Renowned book designer Chip Kidd (who designed the cover to Jurassic Park and many others) once said that a good book design is about giving form to content but also appreciating the balance between the two. Book cover design might turn out to be a very complicated process. While the designer is after creating a catchy, bold and unique identity for your book, you will want as much of the story to be told through the design. Just because of this, there are many reasons a pre-made book covers might be the best idea for your forthcoming book. 

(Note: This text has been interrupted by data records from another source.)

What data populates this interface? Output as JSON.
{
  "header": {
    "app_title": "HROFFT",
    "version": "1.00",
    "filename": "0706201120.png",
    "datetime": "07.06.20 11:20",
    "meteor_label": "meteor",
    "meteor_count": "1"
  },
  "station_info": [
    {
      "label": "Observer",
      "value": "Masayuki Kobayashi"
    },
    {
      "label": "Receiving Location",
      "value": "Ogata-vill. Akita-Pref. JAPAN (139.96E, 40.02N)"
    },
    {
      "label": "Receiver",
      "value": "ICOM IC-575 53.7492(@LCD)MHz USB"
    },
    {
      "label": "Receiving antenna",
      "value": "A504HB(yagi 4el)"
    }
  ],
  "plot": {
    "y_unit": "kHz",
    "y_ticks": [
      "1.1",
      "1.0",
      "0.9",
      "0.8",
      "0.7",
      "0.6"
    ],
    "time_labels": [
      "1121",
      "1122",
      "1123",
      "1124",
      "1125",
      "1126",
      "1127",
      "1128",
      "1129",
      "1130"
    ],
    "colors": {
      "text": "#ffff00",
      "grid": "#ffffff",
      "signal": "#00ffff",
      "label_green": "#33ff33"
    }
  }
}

You will get a unique design, not specifically done with your story in mind, but still a cover that has been worked on from scratch and one that you have have found be fit to tell your story. This cover has also been made sure to convey all the different aspects of great book cover designs. Secondly you will know what you're paying for. A great idea might not always turn into a great design (or more specifically the vision you had in mind might look different from what the designer will create). So there's always an element of risk-taking when paying for a unique design. Many authors prefers pre-made covers just because of this. They know what they're paying for, before making any payment. And then there's the element of price. The reason you will usually pay hundreds (if not thousands) of dollars for a good design is because you will have many revision rounds. These takes time and effort on the designers side and naturally he or she wants to get paid for the extra miles. However when you buy a premade book cover you only pay for what you see and don't have to pay for the numerous revision rounds involved (hence the lower price). 

But the greatest reason to buy a premade book cover might be one that is not that obvious at first sight. Great designs usually fail during the many revision rounds. What starts as a clean and bold statement usually gets lost as the author wants the designer to experiment with other design elements or ideas. In the end, without the author knowing it, the main design turns out to be something mediocre at best. When you buy a premade book cover, your book is spared this disastrous process. You see it, you like it, you pay for it and you use it. In short you get a professional, catchy book cover without lifting a finger or paying too much. 

Our secret to good covers

Naturally when something turns out bad, we look for someone to blame. Well let's get it straight, bad book cover designs are fully the designers and publishers responsibility, but actually part the fault lies in the author as well. When an author wants to have his/her book published, they naturally want the cover to tell the story in the book. But a book is full of things, and trying to put them all on the cover usually leads to an over-crowded, chaotic cover. Throughout our careers as book cover designers we take full credit in our good designs, but also acknowledge that we are responsible for some really bad covers as well.

The problem we face is usually trying to convince the authors that a book cover should convey ONE vital and catchy element in the story, and leave the rest out. A truly great book cover is one that has lots of empty space, an elegant use of typography and a good and easily noticeable hierarchical layout. These are elements only the book cover designer knows about and can implement in a satisfactory way. So part of the designers job is actually to convince the author to leave the designing process to him/her. In fact, half of the challenge any designer face and has to take care of, is to convince the client not to ask for things that simply wouldn't look good on a design. An author that wants to put everything on the cover usually ends up with a mediocre cover that he or she won't be fond of in the end either.

This is also one of the reasons, buying covers from a premade archive is usually less risky. These are done by true designers and it might not reflect everything in your story, but so it shouldn't either. You buy a cover that has all the right elements in just the enough amount with a correct layout and hierarchical structure. In short a book cover that is a book cover in every professional sense.